Stunning reef fish with cyanide so they are easy to catch remains a serious problem in Sai Kung waters, according to marine surveyor Paul Hodgson. Don’t eat the biggest fish you see in restaurant tanks because they were almost certainly caught with the poison.
Paul is a director of Oceanway Corporation, a Sai Kung-based environmental engineering firm, and a former City University academic.
Cyanide fishing in our waters is illegal, but it is hard to prevent. To avoid marine police detection, cyanide may be on one boat and big nets one hundred feet deep on another, Paul said.
Divers take plastic containers of sodium cyanide to coral reefs and release the chemicals between reef layers to stun fish. They risk the health effects and possible prosecution because of the high prices restaurants will pay. “A Napoleon wrasse, the largest fish you will see in restaurant tanks, is worth $3000,” Paul said.
The practice is extraordinarily harmful. Three-quarters of fish caught in this way will die because of the combination of cyanide and stress of capture. This can make the fishermen even more aggressive. Sometimes drums of cyanide are dropped into the sea to increase the catch. Most marine organisms are killed including the coral.

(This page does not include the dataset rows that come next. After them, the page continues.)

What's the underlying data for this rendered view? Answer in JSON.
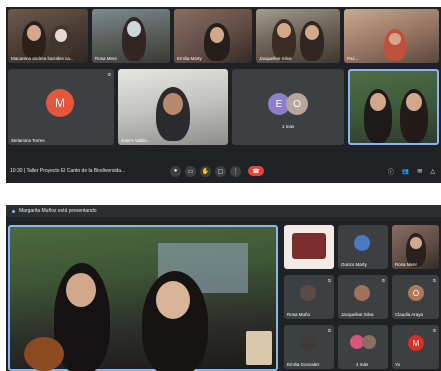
{
  "top": {
    "participants": [
      {
        "name": "Macarena andrea barrales ca..."
      },
      {
        "name": "Rosa Menr"
      },
      {
        "name": "Emilia Marty"
      },
      {
        "name": "Jacqueline Silva"
      },
      {
        "name": "Paz..."
      },
      {
        "name": "Stelamina Torres",
        "initial": "M",
        "color": "#e4573c"
      },
      {
        "name": "Jose's Valdiv..."
      },
      {
        "name": "1 mas",
        "initials": [
          "E",
          "O"
        ],
        "colors": [
          "#8d7eca",
          "#b7a79b"
        ]
      },
      {
        "name": ""
      }
    ],
    "bar": {
      "time": "10:30",
      "title": "Taller Proyecto El Canto de la Biodiversida..."
    }
  },
  "bottom": {
    "banner": "Margarita Muñoz está presentando",
    "sidebar": [
      {
        "name": ""
      },
      {
        "name": "Gonzo Marty"
      },
      {
        "name": "Rosa Menr"
      },
      {
        "name": "Rosa Muño"
      },
      {
        "name": "Jacqueline Silva"
      },
      {
        "name": "Claudia Araya",
        "initial": "O",
        "color": "#b07858"
      },
      {
        "name": "Emilia Gonzalez"
      },
      {
        "name": "4 más"
      },
      {
        "name": "Yo",
        "initial": "M",
        "color": "#d93025"
      }
    ]
  },
  "icons": {
    "mic": "mic-icon",
    "camera": "camera-icon",
    "hand": "raise-hand-icon",
    "present": "present-icon",
    "more": "more-icon",
    "end": "end-call-icon",
    "info": "info-icon",
    "people": "people-icon",
    "chat": "chat-icon",
    "activities": "activities-icon"
  }
}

Fish caught with cyanide may be kept in fish farms for weeks to allow time for the poison to be eliminated. And then they may not. Don’t eat the biggest fish in restaurants, Paul says. Wrasse and coral trout, which hide in reefs, will probably have been caught this way. Grouper may be all right because the fish is easily caught. Eating fish caught this way may lead to accumulation of carcinogenic heavy metals in your body.
Biggest fish in restaurant tanks are almost certainly caught with cyanide. Widespread environmental damage is caused by fishing with cyanide. It is illegal, but very hard for the marine police to stop.